Da eine NATO-Mitgliedschaft ausgeschlossen sein soll, wird die Antwort also wohl kaum “unbegrenzt» lauten. Wie lange also: zehn Jahre? Zwanzig Jahre? Oder doch nur fünf Jahre? Auf jeden Fall liegt der Ball jetzt im Feld der Ukraine bzw. Europas. Dabei wäre den faulen Trump-Deal abzulehnen, eigentlich das Beste. Doch dann stehen die Ukraine und Europa als Kriegstreiber da.
Der Trump-Gipfel ist eine absurde Show
Sie sind dann diejenigen, die den Frieden abgelehnt haben, den sie so billig von Russland hätten bekommen können, dass sich dann leider gezwungen sieht, weiterzukämpfen. So wird es die russische Propaganda darstellen und so wird ein Grossteil der weltweiten Öffentlichkeit es sehen. Sollte die Ukraine – gegebenenfalls nach einem Referendum – den Deal jedoch akzeptieren, bekommt sie im Gegenzug eigentlich gar nichts.
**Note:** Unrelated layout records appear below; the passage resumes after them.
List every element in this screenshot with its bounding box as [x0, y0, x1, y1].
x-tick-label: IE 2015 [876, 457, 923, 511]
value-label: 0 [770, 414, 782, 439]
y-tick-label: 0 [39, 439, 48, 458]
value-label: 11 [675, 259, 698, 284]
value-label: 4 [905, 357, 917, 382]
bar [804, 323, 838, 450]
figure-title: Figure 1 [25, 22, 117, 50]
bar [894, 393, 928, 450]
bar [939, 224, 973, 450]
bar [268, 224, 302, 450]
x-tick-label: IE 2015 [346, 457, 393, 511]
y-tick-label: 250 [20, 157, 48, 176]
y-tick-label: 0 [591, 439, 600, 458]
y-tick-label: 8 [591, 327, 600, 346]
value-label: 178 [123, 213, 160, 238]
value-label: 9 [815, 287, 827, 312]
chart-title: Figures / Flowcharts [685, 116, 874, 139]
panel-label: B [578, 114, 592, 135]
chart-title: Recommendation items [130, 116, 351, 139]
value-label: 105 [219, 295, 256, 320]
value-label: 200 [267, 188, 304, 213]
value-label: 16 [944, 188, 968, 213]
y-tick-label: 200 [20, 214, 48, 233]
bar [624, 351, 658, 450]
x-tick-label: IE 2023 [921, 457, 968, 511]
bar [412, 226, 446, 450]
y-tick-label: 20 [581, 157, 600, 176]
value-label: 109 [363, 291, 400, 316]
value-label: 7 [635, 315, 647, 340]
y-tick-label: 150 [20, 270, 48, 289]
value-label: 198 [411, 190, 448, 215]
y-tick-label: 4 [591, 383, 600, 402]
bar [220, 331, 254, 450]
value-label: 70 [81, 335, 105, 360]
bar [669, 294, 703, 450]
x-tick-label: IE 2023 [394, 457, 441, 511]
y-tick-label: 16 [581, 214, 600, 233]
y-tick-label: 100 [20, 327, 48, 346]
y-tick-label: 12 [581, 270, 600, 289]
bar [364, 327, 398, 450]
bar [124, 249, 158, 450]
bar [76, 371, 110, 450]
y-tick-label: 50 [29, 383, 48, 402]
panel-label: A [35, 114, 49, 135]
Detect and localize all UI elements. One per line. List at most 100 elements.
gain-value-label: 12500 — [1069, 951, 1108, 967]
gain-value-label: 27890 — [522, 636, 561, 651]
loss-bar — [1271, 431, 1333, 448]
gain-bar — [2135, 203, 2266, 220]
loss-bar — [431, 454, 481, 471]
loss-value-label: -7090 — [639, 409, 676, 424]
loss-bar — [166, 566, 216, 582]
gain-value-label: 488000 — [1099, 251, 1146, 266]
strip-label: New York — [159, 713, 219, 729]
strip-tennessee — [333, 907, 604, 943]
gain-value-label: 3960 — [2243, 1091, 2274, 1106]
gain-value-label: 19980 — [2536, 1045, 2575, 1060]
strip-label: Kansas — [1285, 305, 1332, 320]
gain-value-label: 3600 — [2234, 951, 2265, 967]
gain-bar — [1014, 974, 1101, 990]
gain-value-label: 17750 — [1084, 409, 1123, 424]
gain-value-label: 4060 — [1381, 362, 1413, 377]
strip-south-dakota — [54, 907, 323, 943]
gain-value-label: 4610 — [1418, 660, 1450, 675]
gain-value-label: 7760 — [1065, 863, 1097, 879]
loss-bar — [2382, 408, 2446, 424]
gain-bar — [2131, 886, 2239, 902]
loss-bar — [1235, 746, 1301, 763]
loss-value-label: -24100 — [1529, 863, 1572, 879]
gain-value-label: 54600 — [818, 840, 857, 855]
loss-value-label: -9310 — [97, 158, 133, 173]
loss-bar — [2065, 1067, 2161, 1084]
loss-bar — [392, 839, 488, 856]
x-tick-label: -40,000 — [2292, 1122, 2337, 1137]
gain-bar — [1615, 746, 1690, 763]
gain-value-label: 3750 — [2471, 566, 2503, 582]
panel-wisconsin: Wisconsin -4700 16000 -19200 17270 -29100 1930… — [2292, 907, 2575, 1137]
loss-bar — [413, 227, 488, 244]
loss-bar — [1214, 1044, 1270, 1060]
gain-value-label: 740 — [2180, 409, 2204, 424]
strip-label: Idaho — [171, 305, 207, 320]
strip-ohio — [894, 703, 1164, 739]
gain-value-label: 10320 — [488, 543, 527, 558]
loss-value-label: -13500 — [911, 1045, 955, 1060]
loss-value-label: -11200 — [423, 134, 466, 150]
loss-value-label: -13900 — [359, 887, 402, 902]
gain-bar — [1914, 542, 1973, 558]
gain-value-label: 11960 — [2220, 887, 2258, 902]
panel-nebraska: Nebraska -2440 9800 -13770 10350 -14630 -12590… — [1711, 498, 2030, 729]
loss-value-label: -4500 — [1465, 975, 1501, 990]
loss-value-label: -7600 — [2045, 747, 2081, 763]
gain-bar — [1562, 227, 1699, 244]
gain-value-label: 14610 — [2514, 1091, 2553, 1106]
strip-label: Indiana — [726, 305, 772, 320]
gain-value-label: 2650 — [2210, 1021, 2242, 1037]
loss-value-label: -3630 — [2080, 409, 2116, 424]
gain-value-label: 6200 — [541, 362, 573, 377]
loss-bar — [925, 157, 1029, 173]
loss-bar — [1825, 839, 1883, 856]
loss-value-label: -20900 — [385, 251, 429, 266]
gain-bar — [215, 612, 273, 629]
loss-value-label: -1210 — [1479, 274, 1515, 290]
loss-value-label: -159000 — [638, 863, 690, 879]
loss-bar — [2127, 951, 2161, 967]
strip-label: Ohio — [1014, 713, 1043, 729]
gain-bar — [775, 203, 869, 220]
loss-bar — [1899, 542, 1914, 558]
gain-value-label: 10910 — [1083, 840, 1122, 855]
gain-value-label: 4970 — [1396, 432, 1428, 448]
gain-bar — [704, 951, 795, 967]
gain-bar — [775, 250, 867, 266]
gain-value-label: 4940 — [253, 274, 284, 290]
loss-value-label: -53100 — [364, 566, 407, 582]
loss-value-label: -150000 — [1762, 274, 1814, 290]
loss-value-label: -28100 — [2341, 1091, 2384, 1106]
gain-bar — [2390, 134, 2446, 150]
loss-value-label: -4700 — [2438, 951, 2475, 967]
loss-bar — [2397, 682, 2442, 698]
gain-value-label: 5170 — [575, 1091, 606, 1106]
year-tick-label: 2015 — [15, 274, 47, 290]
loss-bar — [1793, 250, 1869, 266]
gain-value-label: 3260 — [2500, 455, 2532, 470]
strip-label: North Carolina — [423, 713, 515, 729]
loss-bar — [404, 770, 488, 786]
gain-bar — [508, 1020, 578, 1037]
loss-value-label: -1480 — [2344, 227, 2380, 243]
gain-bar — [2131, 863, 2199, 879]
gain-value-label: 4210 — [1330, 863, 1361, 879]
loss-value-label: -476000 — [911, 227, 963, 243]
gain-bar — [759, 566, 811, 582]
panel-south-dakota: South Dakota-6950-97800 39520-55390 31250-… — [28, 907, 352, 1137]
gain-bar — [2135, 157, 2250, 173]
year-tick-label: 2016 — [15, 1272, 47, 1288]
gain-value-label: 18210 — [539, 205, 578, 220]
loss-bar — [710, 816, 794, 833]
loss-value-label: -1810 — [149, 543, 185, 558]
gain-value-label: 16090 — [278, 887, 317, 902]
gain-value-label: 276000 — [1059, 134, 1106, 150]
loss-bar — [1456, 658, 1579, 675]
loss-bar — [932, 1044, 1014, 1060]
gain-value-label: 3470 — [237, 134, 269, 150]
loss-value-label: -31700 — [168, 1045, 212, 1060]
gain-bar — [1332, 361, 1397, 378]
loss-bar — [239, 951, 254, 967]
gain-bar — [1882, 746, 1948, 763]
Ohnehin ist der Trump-Gipfel in Washington eine absurde Show. Putin könnte den Krieg sofort beenden, indem er seine Aggression stoppt und auch Trump könnte den Krieg relativ schnell beenden, indem er ankündigt, der Ukraine solange wie nötig beizustehen, denn dann würde man sich im Kreml sehr gut überlegen, ob die fortgesetzte Aggression noch einen Sinn hat.
Die Europäer hätten denn auch besser daran getan, noch vor dem Treffen von Trump und Putin in Alaska einen Gegen-Gipfel zu organisieren, um eine militärische Unterstützung der Ukraine zu signalisieren. Doch da sie teilweise über Jahrzehnte ihre militärischen Fähigkeiten vernachlässigt haben, wissen wie, wie schwierig es wird, Amerika zu ersetzen, wenn dieses seine Militärhilfen für die Ukraine aussetzen sollte.

Somit scheint es ausgemachte Sache, dass die Ukraine aufgeteilt wird, während allein die Europäer den Frieden sichern dürfen. Die USA jedenfalls werden keine Sicherungstruppen schicken. Derweil wird das Putin-Regime seinen neuen Freunden im Weissen Haus anbieten, amerikanischen Firmen Konzessionen zu geben für eine Ausbeutung der Bodenschätze des neuerworbenen Territoriums.
Indem Putins Aussenminister Lawrow in Alaska mit einem T-Shirt gesichtet wurde, auf dem das Kürzel “UdSSR” zu lesen war, liess das Moskauer Regime keinen Zweifel daran, welche Sichtweise es auf die Ukraine hat. Eine Aufteilung der Ukraine wäre eine maximale Demütigung Europas zugunsten eines Friedens, von dem niemand weiss, ob er länger als zehn Jahre dauern wird. Denn natürlich wird Putins Hunger vorläufig gestillt sein.
An dieser Stelle sei noch einmal darin erinnert, womit wir es bei dem Putin-Regime zu tun haben:
- Es erklärt keinem Land den Krieg, sondern lässt Soldaten ohne Hoheitsabzeichen aufmarschieren, von denen gewusst zu haben es leugnet;
- es verheizt junge, zum Teil mit brutalen Methoden zwangsrekrutierte russische Männer zu hunderttausenden in einem Krieg, dessen Existenz es zynischerweise leugnet;
- es tötet Regimekritiker selbst im Ausland, leugnet jedoch jegliche Verantwortung;
- als Teil hybrider Kriegsführung sabotiert es westliche Infrastruktur wie z. B. Unterseekabel;
- es errichtet in den besetzten Gebieten ein wahres Schreckensregime und entführt sogar ukrainische Kinder von ihren Eltern, um sie zu Russen zu erziehen.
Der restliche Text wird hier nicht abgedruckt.